Anaïs was a medium-sized woman with a very pale face, like a Japanese actress. She was classical-looking, in the sense of a form that has become rigidified. Her hair was dark, straight, parted in the middle and pulled back. Her lipstick was precise, her eyebrows shaved off and penciled in, giving the impression that she had written her own face. Her figure was trim but without elasticity, its movements willed and staccato. She was pretty in the way of women in old black-and-white movies. There was a suggestion of the vamp about her, and, in fact, she was later to become a kind of Theda Bara of modern literature.

It was impossible to guess her age. Her teeth looked false and her face had the arbitrary smoothness of one that had been lifted, but I thought this unlikely. It was possible she lifted it herself by the sheer force of her will.

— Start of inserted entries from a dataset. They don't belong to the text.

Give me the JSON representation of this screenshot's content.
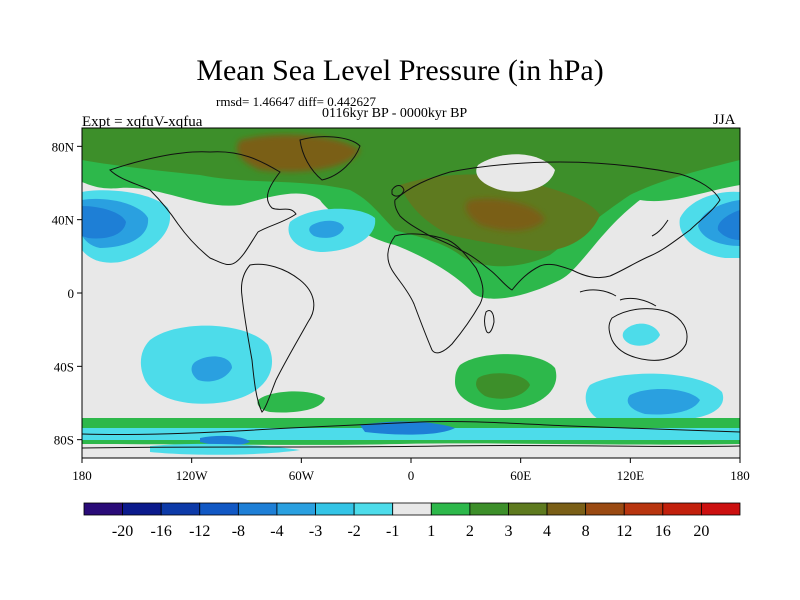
{
  "title": "Mean Sea Level Pressure (in hPa)",
  "stats_line": "rmsd= 1.46647 diff= 0.442627",
  "period_line": "0116kyr BP - 0000kyr BP",
  "experiment_label": "Expt = xqfuV-xqfua",
  "season_label": "JJA",
  "lon_ticks": [
    "180",
    "120W",
    "60W",
    "0",
    "60E",
    "120E",
    "180"
  ],
  "lat_ticks": [
    "80N",
    "40N",
    "0",
    "40S",
    "80S"
  ],
  "colorbar": {
    "labels": [
      "-20",
      "-16",
      "-12",
      "-8",
      "-4",
      "-3",
      "-2",
      "-1",
      "1",
      "2",
      "3",
      "4",
      "8",
      "12",
      "16",
      "20"
    ],
    "colors": [
      "#2a0b78",
      "#0b1a8c",
      "#0d3aa8",
      "#1158c4",
      "#1e7fd6",
      "#2aa0e0",
      "#33c4e6",
      "#4ddcea",
      "#e8e8e8",
      "#2db84b",
      "#3d8f2a",
      "#5e7a1f",
      "#7a5f17",
      "#9a4a12",
      "#b8350f",
      "#c2200c",
      "#cc1010"
    ]
  },
  "colors": {
    "background_field": "#e8e8e8",
    "coast": "#111111"
  }
}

Yet she was impressive in her way, an evocative figure. She reminded me of the melancholy Paris hotels of expatriate writing and I could imagine her, wearing an ambiguous fur, sitting defiantly, or insouciantly, in a café. While I could not imagine her in bed with Henry Miller, that may have been his fault.

There was an aura about her, a sense that she was holding a séance. The atmosphere was charged with her energy. When she gave me her hand and looked searchingly into my eyes, I could feel her projecting an image of herself, one that was part French, part flamenco, part ineffable. When she said, You are Anatole, I immediately became Anatole in a way I hadn’t been before.